I'm been wrestling with this problem for days.
For example, if I have
doc_id1:"thor marvel",
doc_id2:"spiderman thor",
doc_id3:"the avengers captain america ironman thor"
three documents in elastic search, and do a search query for "thor", I want it to tell me where keyword "thor" is found in each document, like { doc_id1: 1, doc_id2: 2, doc_id3: 6} as the desired result.
I have two possible solution on top of my head now:
-
figure out a way to put the _vectorterm info (which includes all the positions/offsets for each token/word of the document) into _source, so that I can directly access _vectorterm info in my normal search result.
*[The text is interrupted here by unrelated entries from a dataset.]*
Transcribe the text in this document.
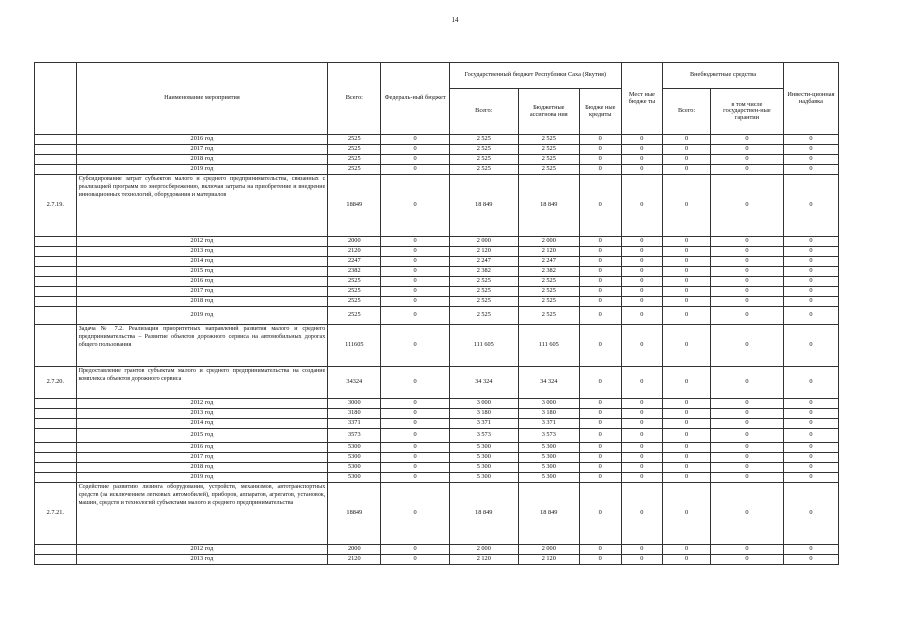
14
	Наименование мероприятия	Всего:	Федераль-ный бюджет	Государственный бюджет Республики Саха (Якутия)			Мест ные бюдже ты	Внебюджетные средства		Инвести-ционная надбавка
				Всего:	Бюджетные ассигнова ния	Бюдже ные кредиты		Всего:	в том числе государствен-ные гарантии	
	2016 год	2525	0	2 525	2 525	0	0	0	0	0
	2017 год	2525	0	2 525	2 525	0	0	0	0	0
	2018 год	2525	0	2 525	2 525	0	0	0	0	0
	2019 год	2525	0	2 525	2 525	0	0	0	0	0
2.7.19.	Субсидирование затрат субъектов малого и среднего предпринимательства, связанных с реализацией программ по энергосбережению, включая затраты на приобретение и внедрение инновационных технологий, оборудования и материалов	18849	0	18 849	18 849	0	0	0	0	0
	2012 год	2000	0	2 000	2 000	0	0	0	0	0
	2013 год	2120	0	2 120	2 120	0	0	0	0	0
	2014 год	2247	0	2 247	2 247	0	0	0	0	0
	2015 год	2382	0	2 382	2 382	0	0	0	0	0
	2016 год	2525	0	2 525	2 525	0	0	0	0	0
	2017 год	2525	0	2 525	2 525	0	0	0	0	0
	2018 год	2525	0	2 525	2 525	0	0	0	0	0
	2019 год	2525	0	2 525	2 525	0	0	0	0	0
	Задача № 7.2. Реализация приоритетных направлений развития малого и среднего предпринимательства – Развитие объектов дорожного сервиса на автомобильных дорогах общего пользования	111605	0	111 605	111 605	0	0	0	0	0
2.7.20.	Предоставление грантов субъектам малого и среднего предпринимательства на создание комплекса объектов дорожного сервиса	34324	0	34 324	34 324	0	0	0	0	0
	2012 год	3000	0	3 000	3 000	0	0	0	0	0
	2013 год	3180	0	3 180	3 180	0	0	0	0	0
	2014 год	3371	0	3 371	3 371	0	0	0	0	0
	2015 год	3573	0	3 573	3 573	0	0	0	0	0
	2016 год	5300	0	5 300	5 300	0	0	0	0	0
	2017 год	5300	0	5 300	5 300	0	0	0	0	0
	2018 год	5300	0	5 300	5 300	0	0	0	0	0
	2019 год	5300	0	5 300	5 300	0	0	0	0	0
2.7.21.	Содействие развитию лизинга оборудования, устройств, механизмов, автотранспортных средств (за исключением легковых автомобилей), приборов, аппаратов, агрегатов, установок, машин, средств и технологий субъектами малого и среднего предпринимательства	18849	0	18 849	18 849	0	0	0	0	0
	2012 год	2000	0	2 000	2 000	0	0	0	0	0
	2013 год	2120	0	2 120	2 120	0	0	0	0	0
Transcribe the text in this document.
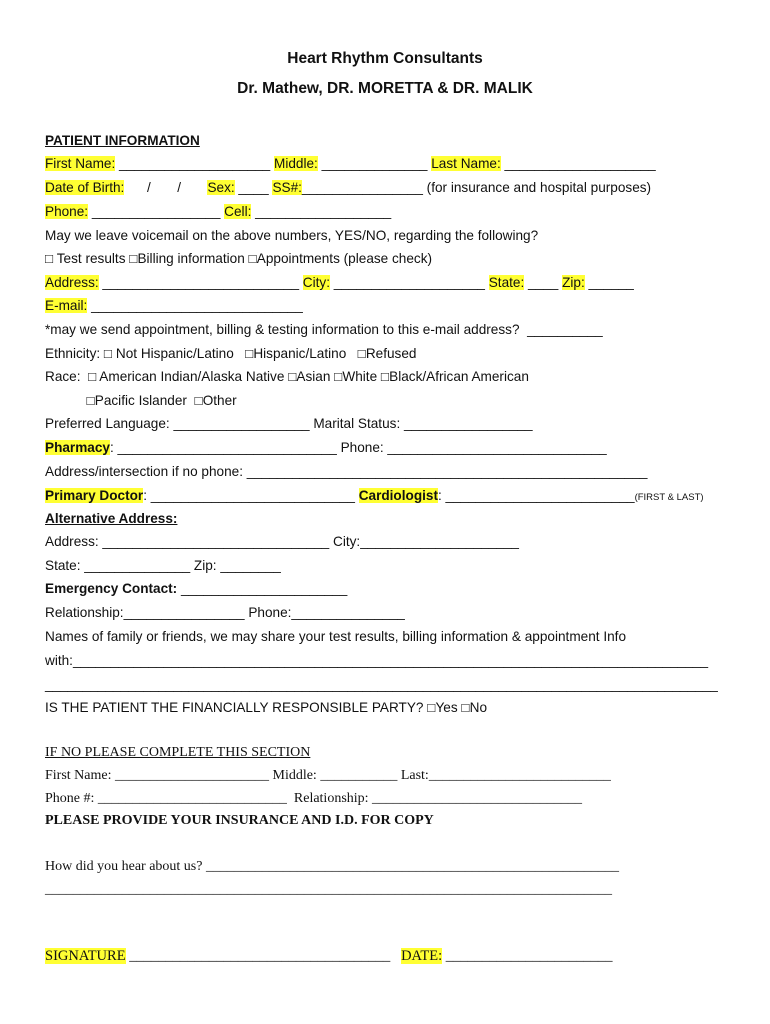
Heart Rhythm Consultants
Dr. Mathew, DR. MORETTA & DR. MALIK
PATIENT INFORMATION
First Name: ____________________ Middle: ______________ Last Name: ____________________
Date of Birth:      /       /       Sex: ____ SS#:________________ (for insurance and hospital purposes)
Phone: _________________ Cell: __________________
May we leave voicemail on the above numbers, YES/NO, regarding the following?
□ Test results □Billing information □Appointments (please check)
Address: __________________________ City: ____________________ State: ____ Zip: ______
E-mail: ____________________________
*may we send appointment, billing & testing information to this e-mail address?  __________
Ethnicity: □ Not Hispanic/Latino   □Hispanic/Latino   □Refused
Race:  □ American Indian/Alaska Native □Asian □White □Black/African American
□Pacific Islander  □Other
Preferred Language: __________________ Marital Status: _________________
Pharmacy: _____________________________ Phone: _____________________________
Address/intersection if no phone: _____________________________________________________
Primary Doctor: ___________________________ Cardiologist: _________________________(FIRST & LAST)
Alternative Address:
Address: ______________________________ City:_____________________
State: ______________ Zip: ________
Emergency Contact: ______________________
Relationship:________________ Phone:_______________
Names of family or friends, we may share your test results, billing information & appointment Info
with:____________________________________________________________________________________
_________________________________________________________________________________________
IS THE PATIENT THE FINANCIALLY RESPONSIBLE PARTY? □Yes □No
IF NO PLEASE COMPLETE THIS SECTION
First Name: ______________________ Middle: ___________ Last:__________________________
Phone #: ___________________________  Relationship: ______________________________
PLEASE PROVIDE YOUR INSURANCE AND I.D. FOR COPY
How did you hear about us? ___________________________________________________________
_________________________________________________________________________________
SIGNATURE ____________________________________   DATE: _______________________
I can then construct the (doc, position) list outside elasticsearch. Normally, you can only access _vectorterm info for a single document at a time given the index/type/id, which is why it's tricky. That should be the ideal way to achieve the goal
-
figure out a way to trigger an action whenever a new document is added. This action will scan through all the tokens/words in the new document, create a new "token" index(if it doesn't exist) and append (doc_id, position) pair to it like
{ keyword:"thor" [ doc_id1:1,doc_id2:2,doc_id3:6] }.
So that I just need to search for "thor" among keywords indexes and then get the (doc, position) lists. This seems to be even harder and less optimal.
Sadly, I don't know how to do either one. I'll appreciate it if someone can give me some help on this. Many thanks!